Exsudat récolté par incision de l'écorce d'acacias, principalement Senegalia senegal (anciennement Acacia senegal) et Vachellia seyal, arbres de la famille des Fabacées poussant en Afrique sahélienne : Soudan, Tchad, Sénégal, Nigeria. Aussi appelée gomme arabique, elle est utilisée depuis l'Antiquité égyptienne. Sa composition comporte des arabinogalactanes, des fibres solubles.

Les formules associant micro-organismes et fibres

Certaines préparations associent des micro-organismes vivants et des fibres fermentescibles.

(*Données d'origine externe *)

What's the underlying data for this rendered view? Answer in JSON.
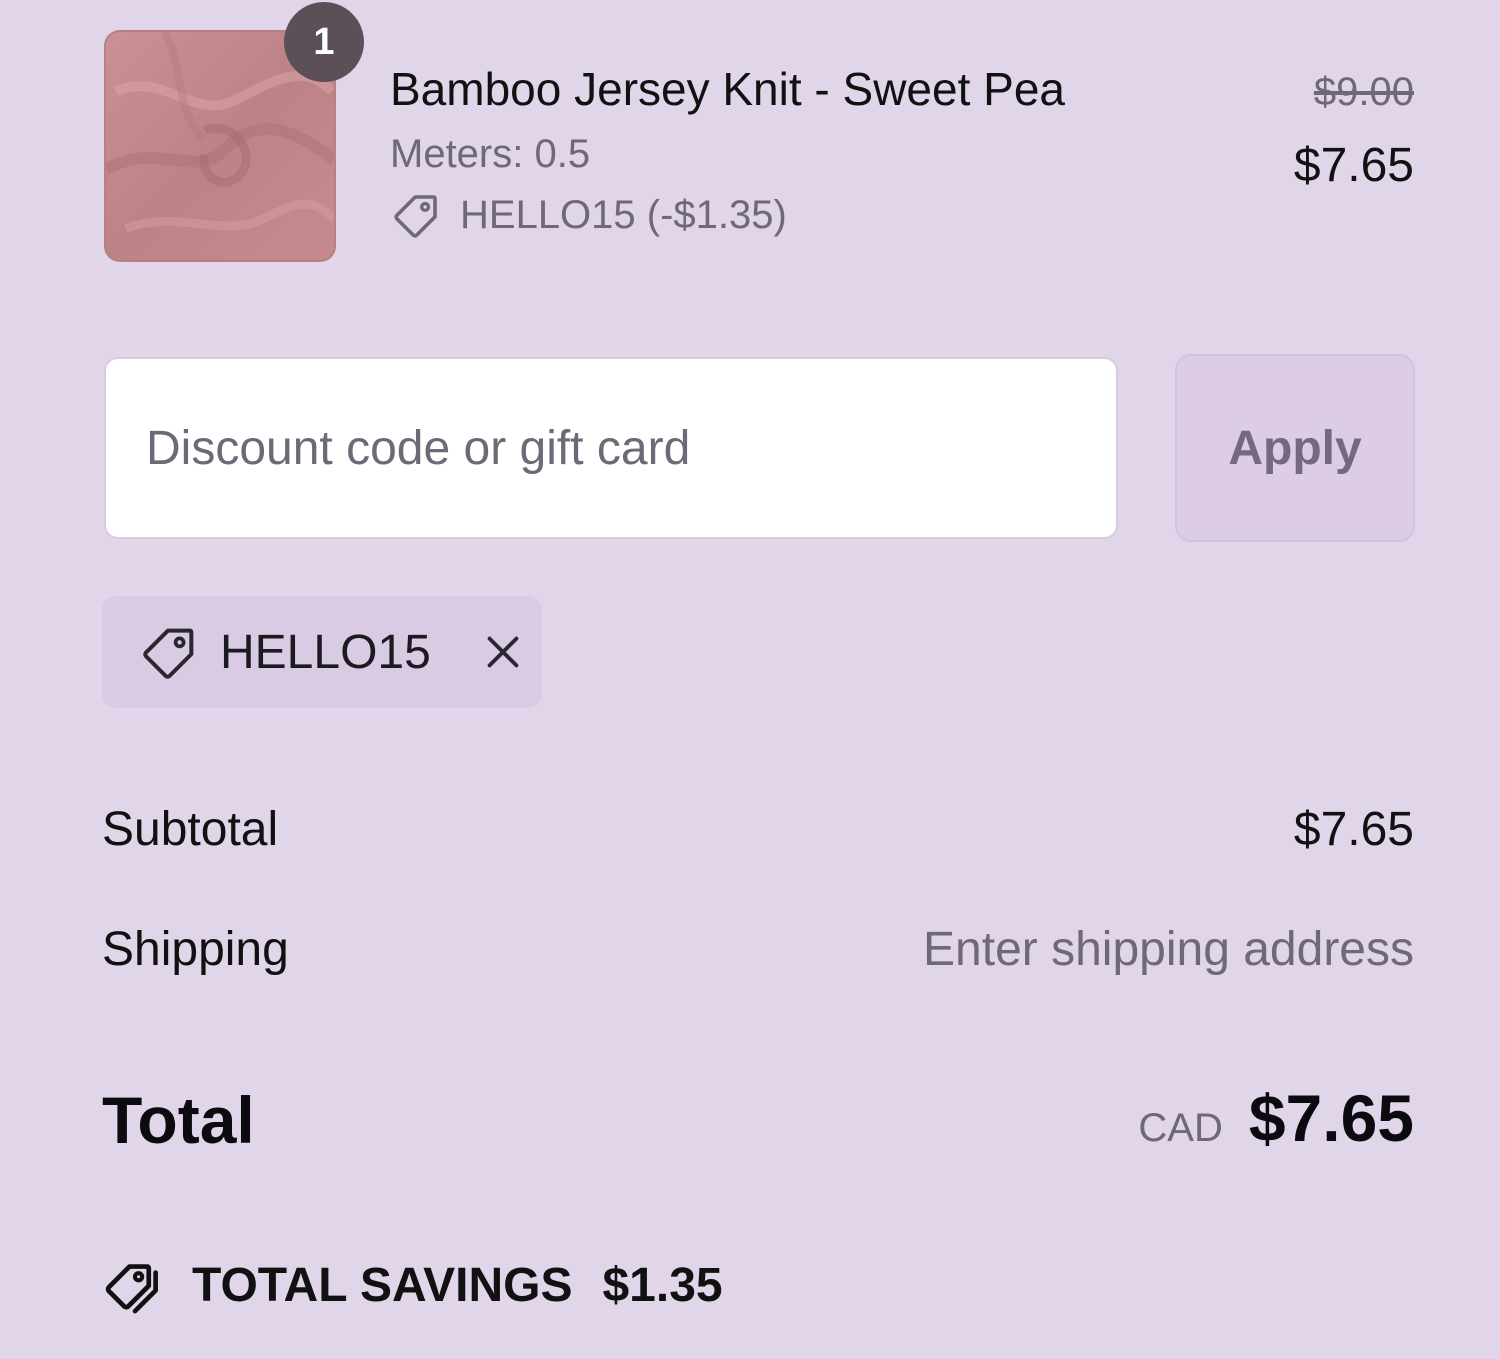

Le terme scientifique de « synbiotique » désigne ce type de formule depuis 1995. L'ISAPP en a précisé la définition en 2020, en distinguant les associations complémentaires — chaque composant ayant sa propre documentation — des associations synergiques, où la fibre est spécifiquement choisie comme substrat du micro-organisme apporté.

Questions fréquentes

Que signifient les UFC indiquées sur les compléments ?

UFC signifie « unités formant colonies ». C'est l'unité de mesure utilisée en microbiologie pour quantifier les micro-organismes vivants : la détermination se fait par dilution et culture sur milieu approprié, chaque colonie observée correspondant à un micro-organisme viable. Les compléments alimentaires proposent généralement entre un milliard et plusieurs dizaines de milliards d'UFC par dose journalière. La DGCCRF conditionne d'ailleurs l'emploi du terme « probiotique » à un apport journalier suffisant de cellules vivantes par souche.

Pourquoi certaines gélules sont-elles dites gastro-résistantes ?

L'estomac présente un pH très acide. Les capsules dites gastro-résistantes ou entériques sont enrobées d'un revêtement qui ne se dissout pas à ce pH mais seulement dans le milieu moins acide de l'intestin. Il s'agit d'une caractéristique de la forme galénique, indépendante de la nature du contenu.

Que veut dire « souche » ?

Une souche est une lignée précise au sein d'une espèce. Lacticaseibacillus rhamnosus GG désigne la souche GG de l'espèce L. rhamnosus. Chaque souche possède ses propres caractéristiques génétiques et métaboliques. Elle est identifiée par un code alphanumérique renvoyant à son dépôt dans une collection officielle. Point important : lorsqu'une marque communique sur des travaux scientifiques, ceux-ci portent sur une souche précise et leurs résultats ne s'étendent pas automatiquement aux autres souches de la même espèce.

Pourquoi les noms latins ne correspondent-ils pas toujours d'un produit à l'autre ?

Parce que la nomenclature a changé en 2020 : le genre Lactobacillus a été scindé en 25 genres. Lactobacillus plantarum et Lactiplantibacillus plantarum désignent le même micro-organisme, de même que Lactobacillus rhamnosus et Lacticaseibacillus rhamnosus. Les emballages et les publications antérieurs à cette date utilisent l'ancienne nomenclature.

Comment conserver ces compléments ?

Les micro-organismes étant vivants, la conservation est un point d'attention. La plupart des produits se conservent à l'abri de la chaleur, de l'humidité et de la lumière ; certains demandent une conservation au réfrigérateur. Lisez attentivement l'étiquette de chaque référence. Le titre en UFC est généralement indiqué soit à la date de fabrication, soit à la date de durabilité minimale (DDM) — la mention qui a remplacé l'ancienne DLUO. Cette différence n'est pas anodine : à la fabrication, le chiffre annoncé est mécaniquement plus élevé.

Précautions et avis médical

L'avis d'un professionnel de santé est recommandé dans les situations suivantes : grossesse, allaitement, enfants et adolescents de moins de 18 ans pour les formules destinées aux adultes, personnes sous traitement médical, personnes atteintes d'une pathologie. Il l'est particulièrement pour les personnes immunodéprimées, chez qui la prise de micro-organismes vivants requiert un avis médical préalable. Cette précaution vaut pour l'ensemble des compléments alimentaires.